Even Fox News Grilled Treasury Secretary on Budget Bill Math
Scott Bessent flailed when asked about the bill’s effect on the deficit.

The Trump administration doesn’t want you to trust independent analysis of their “big, beautiful” tax bill.
The bill—now headed to the Senate—proposes cutting upward of $880 billion from Medicaid in order to make a multitrillion-dollar tax cut extension for multimillionaires and corporations more palatable to the American public. Trump’s bill is estimated to add somewhere between $3.8 trillion and $5.3 trillion to the national debt.
But when pressed by Fox News Friday to explain the massive expenditure, Treasury Secretary Scott Bessent simply brushed the numbers off.
“You’re referring to the [Congressional Budget Office] scoring, which is 10-year scoring and it’s D.C.-style scoring,” Bessent said, clearing his throat. “We think that we can both grow the economy and control the debt.”
“What’s important, Bill, is that the economy grows faster than the debt,” Bessent told Fox Host Bill Hemmer. “So what I would tell your viewers to focus on, is what I’m focused on, is what [former] Secretary [Janet] Yellen was focused on, is what is total debt to GDP.
“We can grow our way out of this. If we change the growth trajectory of the country, of the economy, then we will stabilize our finances and grow our way out of this,” Bessent added.

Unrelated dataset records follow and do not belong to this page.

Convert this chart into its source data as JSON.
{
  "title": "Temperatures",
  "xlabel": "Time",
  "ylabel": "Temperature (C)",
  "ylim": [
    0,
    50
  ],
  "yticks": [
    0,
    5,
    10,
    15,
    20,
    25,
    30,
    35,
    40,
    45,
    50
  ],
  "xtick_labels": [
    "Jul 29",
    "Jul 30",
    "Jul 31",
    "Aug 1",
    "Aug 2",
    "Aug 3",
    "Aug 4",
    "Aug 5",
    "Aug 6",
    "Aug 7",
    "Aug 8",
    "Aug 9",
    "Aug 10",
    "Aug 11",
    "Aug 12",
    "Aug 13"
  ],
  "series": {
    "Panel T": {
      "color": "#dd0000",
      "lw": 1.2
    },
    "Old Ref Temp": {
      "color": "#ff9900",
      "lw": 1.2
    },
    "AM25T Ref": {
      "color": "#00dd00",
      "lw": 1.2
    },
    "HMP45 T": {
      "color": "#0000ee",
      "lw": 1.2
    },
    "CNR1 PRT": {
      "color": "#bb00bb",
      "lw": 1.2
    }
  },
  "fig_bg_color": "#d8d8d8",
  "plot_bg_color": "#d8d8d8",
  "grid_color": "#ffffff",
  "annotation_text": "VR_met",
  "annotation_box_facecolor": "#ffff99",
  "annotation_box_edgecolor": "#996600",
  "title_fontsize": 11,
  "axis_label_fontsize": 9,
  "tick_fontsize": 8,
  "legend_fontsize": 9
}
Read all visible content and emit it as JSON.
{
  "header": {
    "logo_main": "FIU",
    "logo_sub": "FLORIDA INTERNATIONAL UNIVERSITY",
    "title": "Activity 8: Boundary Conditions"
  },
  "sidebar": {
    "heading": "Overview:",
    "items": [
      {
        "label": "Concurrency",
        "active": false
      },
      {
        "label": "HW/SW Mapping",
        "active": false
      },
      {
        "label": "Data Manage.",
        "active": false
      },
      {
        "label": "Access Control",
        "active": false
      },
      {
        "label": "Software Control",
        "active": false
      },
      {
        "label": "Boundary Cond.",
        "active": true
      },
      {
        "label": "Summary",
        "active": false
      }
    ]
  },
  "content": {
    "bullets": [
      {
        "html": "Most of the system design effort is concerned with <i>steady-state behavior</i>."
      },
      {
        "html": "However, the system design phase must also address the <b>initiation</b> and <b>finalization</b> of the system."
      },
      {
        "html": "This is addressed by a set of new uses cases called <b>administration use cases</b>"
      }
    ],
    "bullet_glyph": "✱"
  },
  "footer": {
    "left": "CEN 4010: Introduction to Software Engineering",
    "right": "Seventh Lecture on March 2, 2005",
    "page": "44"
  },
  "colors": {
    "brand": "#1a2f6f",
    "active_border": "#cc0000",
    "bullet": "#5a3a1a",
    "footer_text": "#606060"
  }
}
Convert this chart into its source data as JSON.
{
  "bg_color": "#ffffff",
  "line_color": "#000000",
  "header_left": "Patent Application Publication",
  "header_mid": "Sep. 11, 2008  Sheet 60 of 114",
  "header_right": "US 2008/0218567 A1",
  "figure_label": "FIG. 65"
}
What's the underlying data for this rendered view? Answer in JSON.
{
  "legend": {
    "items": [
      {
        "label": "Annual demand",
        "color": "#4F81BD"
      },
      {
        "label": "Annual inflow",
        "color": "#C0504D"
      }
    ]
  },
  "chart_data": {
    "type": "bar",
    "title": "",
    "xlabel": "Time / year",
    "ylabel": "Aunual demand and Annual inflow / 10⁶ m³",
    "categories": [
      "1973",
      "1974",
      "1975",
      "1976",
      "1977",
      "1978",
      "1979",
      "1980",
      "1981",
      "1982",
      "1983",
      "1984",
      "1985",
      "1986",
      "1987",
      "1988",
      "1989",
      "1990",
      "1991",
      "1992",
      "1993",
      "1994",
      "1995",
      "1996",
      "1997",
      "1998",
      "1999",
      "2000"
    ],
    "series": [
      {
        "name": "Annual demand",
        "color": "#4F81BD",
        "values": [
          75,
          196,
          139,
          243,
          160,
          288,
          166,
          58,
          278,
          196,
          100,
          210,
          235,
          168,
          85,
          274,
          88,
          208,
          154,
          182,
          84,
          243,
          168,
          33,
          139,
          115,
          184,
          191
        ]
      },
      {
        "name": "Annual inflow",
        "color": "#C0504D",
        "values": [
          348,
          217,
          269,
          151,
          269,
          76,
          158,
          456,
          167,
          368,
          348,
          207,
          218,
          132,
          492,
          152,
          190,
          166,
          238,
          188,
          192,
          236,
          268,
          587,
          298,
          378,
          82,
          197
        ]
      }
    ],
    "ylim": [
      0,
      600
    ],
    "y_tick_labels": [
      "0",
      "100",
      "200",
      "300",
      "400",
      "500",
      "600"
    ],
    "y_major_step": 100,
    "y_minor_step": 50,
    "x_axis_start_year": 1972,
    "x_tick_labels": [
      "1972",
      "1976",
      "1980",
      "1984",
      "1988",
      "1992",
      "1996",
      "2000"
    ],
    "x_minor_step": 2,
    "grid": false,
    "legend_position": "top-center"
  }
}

The CBO is a nonpartisan federal agency that provides prospective analytics to Congress. On Tuesday, a CBO report of the House’s reconciliation package found that—if passed—the bill would disproportionately aid the wealthiest among us, lowering household resources by 4 percent for the bottom 10 percent of America, while raising resources by 2 percent for the richest 10 percent of the country.
But America’s finances are not stabilizing, in no small part due to Donald Trump’s on-again-off-again tariff plan that has rattled U.S. markets. Last week, credit firm Moody’s was the last of the three major bond rating agencies to downgrade the nation’s score. Moody’s reported that it appears increasingly unlikely that the U.S. economy will be able to keep up with its rising debt and interest payments, throwing off what was once an unshakeable confidence in U.S. growth.
In the wake of the downgrade, Bessent once again urged investors to close their eyes and disregard the news, claiming that the lowered score was simply a “lagging indicator” of U.S. performance.
America’s national debt is currently more than $36.8 trillion, as of the time of publishing. Whether or not the deficit actually affects the economy is still in debate, but having investors believe in the health of the economy is critical.
“The government deficit isn’t a problem until investors think it is,” Callie Cox, chief market strategist at Ritholtz Wealth Management, told Axios Monday. “And they’re increasingly telling us that the deficit is a problem.”